While the entry ticket rates for the monuments at Athens will increase by 66 percent to €20 from €12, those for the ruins of the Knossos in Crete, the oldest city in Europe, will jump by 150 percent to €15 from €6, according to the federation of travel agents in Greece. 

The culture ministry said that the entry ticket prices at other popular museums and sites would double and that the new rates would be applicable during the period from April to November 2016. For the rest of the year, there will be a 50 percent discount. 

The entry rates at 200 state museums in Greece would rise – including the ancient sites like Olympia, the Olympic Games’ birth place. In addition, entry tickets would be introduced for visiting approximately 20,000 archaeological sites in the country that were previously free. 

The argument of the government is that the additional revenue of the Greek tourism sector would help the country offset the austerity measures that have been imposed by the international bailout creditors. 

According to Ioanna Baltsou, an official in the culture ministry, the adjustments in entry ticket prices would bring them on par with the rates prevalent in other parts of Europe. In the UK, there is no entry fee to visit the most popular attractions, but the cheapest ticket for an adult to visit the London Tower, the most visited site, is £23.10.

Baltsou also said that the 1.2 million unemployed people in Greece need not pay any fee for visiting the sites, but the tourists exploring the popular country during the off season (November to April) would be eligible for 50 percent discount.

Meanwhile, the local travel agents are of the opinion that the increase in entry rates would negatively impact Greek tourism and the amount of foreign tourists. With as many as 26 million people visiting the country annually, tourism contributes a great deal to the economy.

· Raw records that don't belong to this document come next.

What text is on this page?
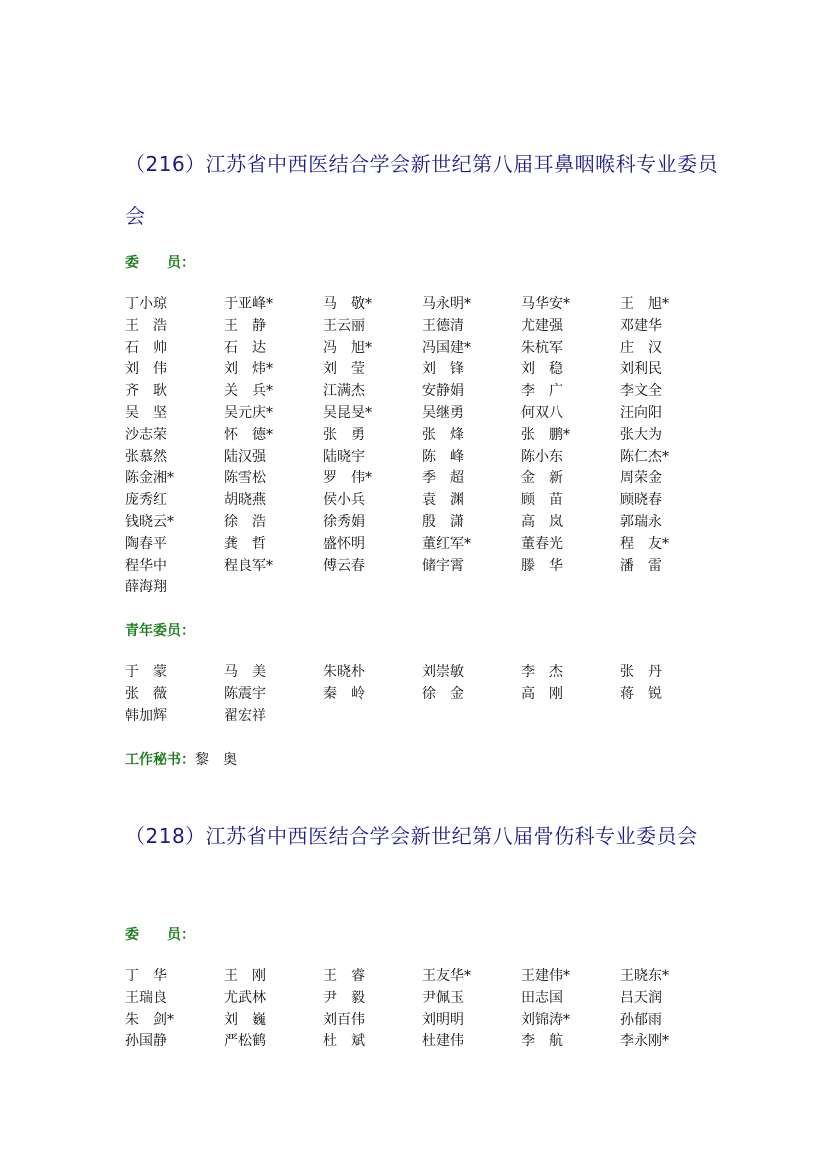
（216）江苏省中西医结合学会新世纪第八届耳鼻咽喉科专业委员会
委　　员：
丁小琼	于亚峰*	马　敬*	马永明*	马华安*	王　旭*
王　浩	王　静	王云丽	王德清	尤建强	邓建华
石　帅	石　达	冯　旭*	冯国建*	朱杭军	庄　汉
刘　伟	刘　炜*	刘　莹	刘　锋	刘　稳	刘利民
齐　耿	关　兵*	江满杰	安静娟	李　广	李文全
吴　坚	吴元庆*	吴昆旻*	吴继勇	何双八	汪向阳
沙志荣	怀　德*	张　勇	张　烽	张　鹏*	张大为
张慕然	陆汉强	陆晓宇	陈　峰	陈小东	陈仁杰*
陈金湘*	陈雪松	罗　伟*	季　超	金　新	周荣金
庞秀红	胡晓燕	侯小兵	袁　渊	顾　苗	顾晓春
钱晓云*	徐　浩	徐秀娟	殷　潇	高　岚	郭瑞永
陶春平	龚　哲	盛怀明	董红军*	董春光	程　友*
程华中	程良军*	傅云春	储宇霄	滕　华	潘　雷
薛海翔
青年委员：
于　蒙	马　美	朱晓朴	刘崇敏	李　杰	张　丹
张　薇	陈震宇	秦　岭	徐　金	高　刚	蒋　锐
韩加辉	翟宏祥
工作秘书：黎　奥
（218）江苏省中西医结合学会新世纪第八届骨伤科专业委员会
委　　员：
丁　华	王　刚	王　睿	王友华*	王建伟*	王晓东*
王瑞良	尤武林	尹　毅	尹佩玉	田志国	吕天润
朱　剑*	刘　巍	刘百伟	刘明明	刘锦涛*	孙郁雨
孙国静	严松鹤	杜　斌	杜建伟	李　航	李永刚*
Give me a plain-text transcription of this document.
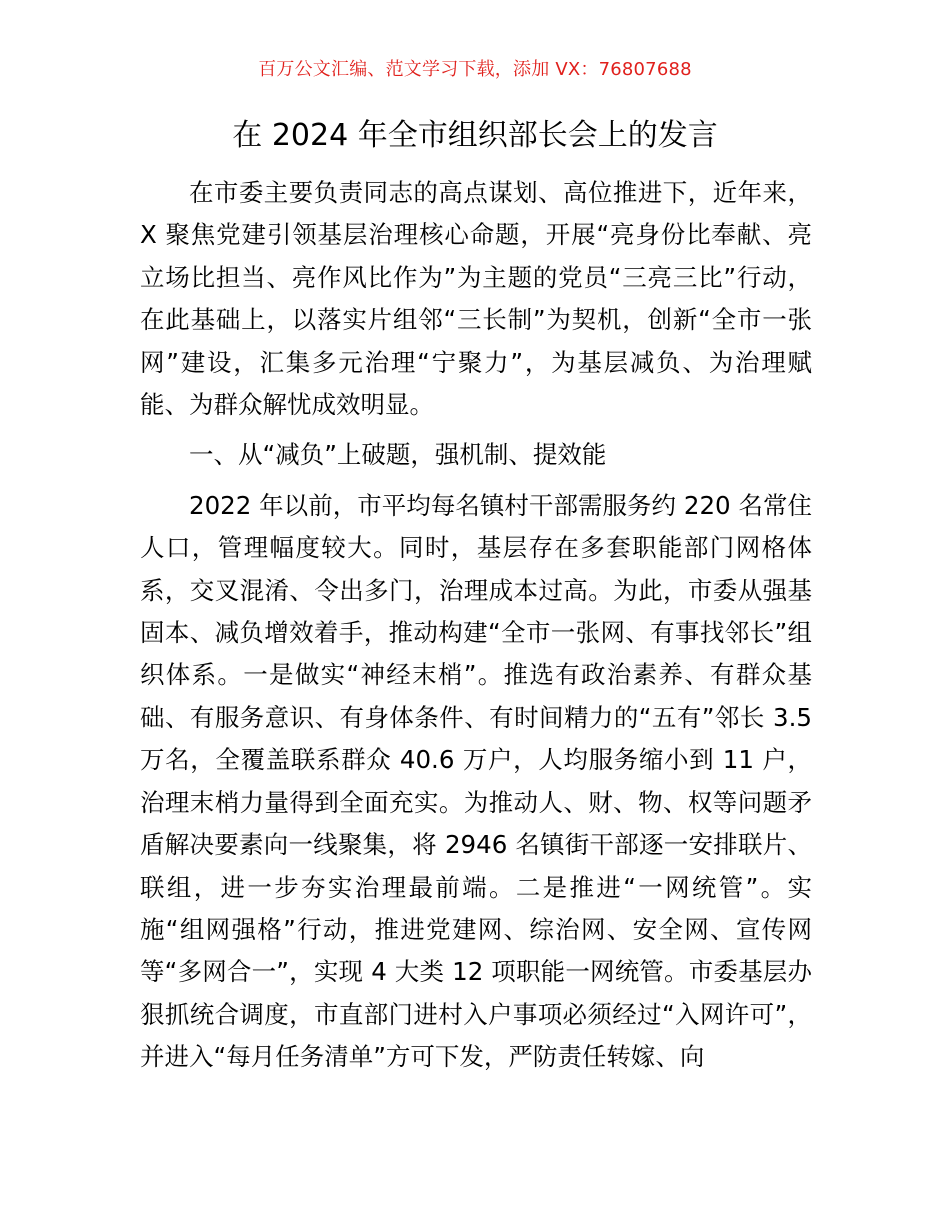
百万公文汇编、范文学习下载，添加 VX：76807688
在 2024 年全市组织部长会上的发言

在市委主要负责同志的高点谋划、高位推进下，近年来，X 聚焦党建引领基层治理核心命题，开展“亮身份比奉献、亮立场比担当、亮作风比作为”为主题的党员“三亮三比”行动，在此基础上，以落实片组邻“三长制”为契机，创新“全市一张网”建设，汇集多元治理“宁聚力”，为基层减负、为治理赋能、为群众解忧成效明显。

一、从“减负”上破题，强机制、提效能

2022 年以前，市平均每名镇村干部需服务约 220 名常住人口，管理幅度较大。同时，基层存在多套职能部门网格体系，交叉混淆、令出多门，治理成本过高。为此，市委从强基固本、减负增效着手，推动构建“全市一张网、有事找邻长”组织体系。一是做实“神经末梢”。推选有政治素养、有群众基础、有服务意识、有身体条件、有时间精力的“五有”邻长 3.5 万名，全覆盖联系群众 40.6 万户，人均服务缩小到 11 户，治理末梢力量得到全面充实。为推动人、财、物、权等问题矛盾解决要素向一线聚集，将 2946 名镇街干部逐一安排联片、联组，进一步夯实治理最前端。二是推进“一网统管”。实施“组网强格”行动，推进党建网、综治网、安全网、宣传网等“多网合一”，实现 4 大类 12 项职能一网统管。市委基层办狠抓统合调度，市直部门进村入户事项必须经过“入网许可”，并进入“每月任务清单”方可下发，严防责任转嫁、向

The Greek federation of travel agents has written to Alexis Tsipras, the prime minister, and culture minister requesting that prices be increased gradually over a period of three years. Lsysandros Tsilidis, the president of the federation, said that the hike in value added tax on goods and tourism services and price increases on entry tickets to archaeological sites and museums would make their travel packages simply uncompetitive.